На полу – коробка, полная чашек, сумок и футболок с принтами Мириных рисунков – их недавно привезли, и почти все уже распродано. Ее рисунки и короткие надписи к ним – милые и остроумные, быстро нашли своего покупателя. Более того, она заработала свою первую тысячу долларов и теперь с упоением тратит их на «Али-экспресс». Она называет свое творчество «миримализмами».

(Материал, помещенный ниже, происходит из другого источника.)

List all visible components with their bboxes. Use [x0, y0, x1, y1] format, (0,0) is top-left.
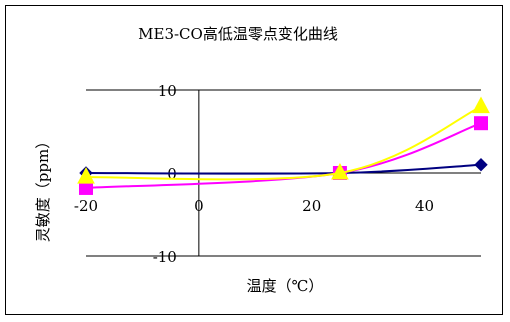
data-point-square	[474, 116, 488, 131]
gridlines	[86, 89, 481, 257]
series-group	[77, 96, 490, 195]
x-tick-label: 20	[302, 197, 321, 215]
data-point-diamond	[474, 157, 488, 172]
x-axis-label: 温度（℃）	[247, 277, 324, 295]
y-axis-label: 灵敏度（ppm）	[34, 134, 52, 242]
x-tick-label: 0	[194, 197, 204, 215]
data-point-triangle	[472, 96, 490, 114]
series-triangle	[77, 96, 490, 184]
chart-title: ME3-CO高低温零点变化曲线	[138, 25, 338, 43]
data-point-triangle	[331, 162, 349, 180]
y-tick-label: -10	[153, 248, 177, 266]
series-square	[79, 116, 488, 195]
series-line-triangle	[85, 105, 482, 181]
data-point-triangle	[77, 167, 95, 184]
chart-frame: ME3-CO高低温零点变化曲线 -20 0 20 40 10 0 -10 温度（℃） 灵敏度…	[5, 5, 503, 315]
data-point-square	[79, 180, 93, 195]
x-tick-label: 40	[415, 197, 434, 215]
x-tick-label: -20	[74, 197, 98, 215]
series-diamond	[79, 157, 488, 180]
y-tick-label: 10	[158, 82, 177, 100]
series-line-diamond	[85, 163, 482, 175]
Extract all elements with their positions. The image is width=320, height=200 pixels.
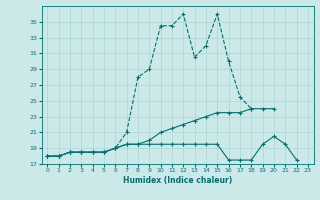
X-axis label: Humidex (Indice chaleur): Humidex (Indice chaleur) <box>123 176 232 185</box>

Мира садится рядом и кладет маме голову на плечо.
– Как вы предпочитаете называть Миру и людей с похожими особенностями?
– Люди с ментальными заболеваниями. С особенностями, – говорит Наталия.
– С изюминкой! – шутит Мира.
– С особенной изюминкой? – язвит Наталия, и обе смеются…
Несколько лет назад жизнь семьи разделилась на до и после. Наталия с детьми попала в аварию: на их маленькую машину упал КамАЗ. Мира сильно пострадала, и дальше все было как в страшном сне.
– У нее сбился весь обмен веществ, она стала расти во все стороны. Сначала вообще сказали, что у нее рак, потом рак отменили, мы долго искали, в чем причина, и только с пятой попытки нашелся специалист, который понял, что происходит. Травма запустила процесс физических изменений, а вот что запустило психические, можно только гадать. Мне легче думать, что это наследственность, увы, есть откуда. Когда Мира в 13 лет совершила попытку суицида, я списывала это на депрессию, на проблемы в школе, но через несколько сеансов у психолога стало понятно, что нет… У Миры были галлюцинации. Нам дико повезло – ее психолог нас отправил к прекрасному психиатру, с тех пор Мира живет на таблетках и во время обострений лежит в психиатрической больнице…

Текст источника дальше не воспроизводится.